A friend and family physician colleague of mine owns a private practice with three other primary care physicians and a physician assistant. Not long ago, she mentioned that she and her partners have been struggling to maintain their incomes in the face of rising equipment, personnel, and administrative costs, combined with declining payments from health insurance plans. Basically, she said, everyone's salaries have been going up except the physicians' - she takes home about the same amount she made after graduating from residency more than a decade ago. In order to boost the practice's income, she and her partners explored an agreement with one insurance plan to receive a bonus for providing care coordination services (which they do anyway, for free), only to be told that their practice was too small to qualify.
My friend's story, I think, is not atypical of the challenges facing small family practices today. Although last year's health reform law contains some programs designed to support primary care, including more funding for training programs and significant (albeit temporary) increases in Medicare and Medicaid payments to improve access, there is widespread concern in family medicine that the law did little to support the small practices (those with 5 or fewer clinicians) that see the majority of patients in the U.S.

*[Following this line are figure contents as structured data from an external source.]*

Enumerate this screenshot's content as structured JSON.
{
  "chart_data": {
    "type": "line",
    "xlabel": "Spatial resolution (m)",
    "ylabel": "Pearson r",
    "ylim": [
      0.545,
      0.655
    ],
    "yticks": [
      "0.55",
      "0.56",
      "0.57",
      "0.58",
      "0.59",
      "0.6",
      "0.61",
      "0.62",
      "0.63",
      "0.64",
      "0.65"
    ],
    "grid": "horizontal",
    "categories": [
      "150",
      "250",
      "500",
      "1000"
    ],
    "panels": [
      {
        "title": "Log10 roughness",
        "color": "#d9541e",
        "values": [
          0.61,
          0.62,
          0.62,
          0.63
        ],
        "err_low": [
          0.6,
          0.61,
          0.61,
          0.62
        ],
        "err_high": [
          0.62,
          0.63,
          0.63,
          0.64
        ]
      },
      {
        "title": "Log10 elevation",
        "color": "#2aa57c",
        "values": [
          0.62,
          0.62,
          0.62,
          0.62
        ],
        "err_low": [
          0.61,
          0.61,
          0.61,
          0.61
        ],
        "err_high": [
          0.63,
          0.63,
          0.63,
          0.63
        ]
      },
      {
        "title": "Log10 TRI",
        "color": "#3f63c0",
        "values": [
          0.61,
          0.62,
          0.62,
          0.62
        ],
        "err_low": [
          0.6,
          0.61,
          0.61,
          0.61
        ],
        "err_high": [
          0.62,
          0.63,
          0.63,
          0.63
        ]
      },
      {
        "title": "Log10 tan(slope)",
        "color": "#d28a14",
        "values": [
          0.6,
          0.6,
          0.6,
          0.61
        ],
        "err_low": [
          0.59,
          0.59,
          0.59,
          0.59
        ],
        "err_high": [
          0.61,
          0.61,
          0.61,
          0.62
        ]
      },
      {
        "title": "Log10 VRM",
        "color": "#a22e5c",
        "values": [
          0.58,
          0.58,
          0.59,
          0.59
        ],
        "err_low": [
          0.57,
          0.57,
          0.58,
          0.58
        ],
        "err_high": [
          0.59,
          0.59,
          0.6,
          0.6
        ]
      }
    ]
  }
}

An editorial authored by White House officials in the Annals of Internal Medicine suggested that small practices would eventually be absorbed by "vertically integrated organizations" and prompted the president of the American Academy of Family Physicians to send a letter to the White House defending the ability of small or solo practices to provide high-quality primary care in the new health environment.
More recently, the health reform pilot program that shares Medicare savings with physicians who meet certain quality-of-care goals in accountable care organizations (ACOs) has come under fire from physicians who fear that small practices won't have sufficient resources to form ACOs and will therefore be left at a competitive disadvantage against large hospital-owned practices or health corporations.
So is the future of primary care in the post-health reform era destined to be one in which small private practices become extinct, and family doctors who don't practice at community health centers or enter concierge medicine are all salaried employees for hospital systems or health maintenance organizations? And if so, will it be possible to persuade medical students to make this their career of choice?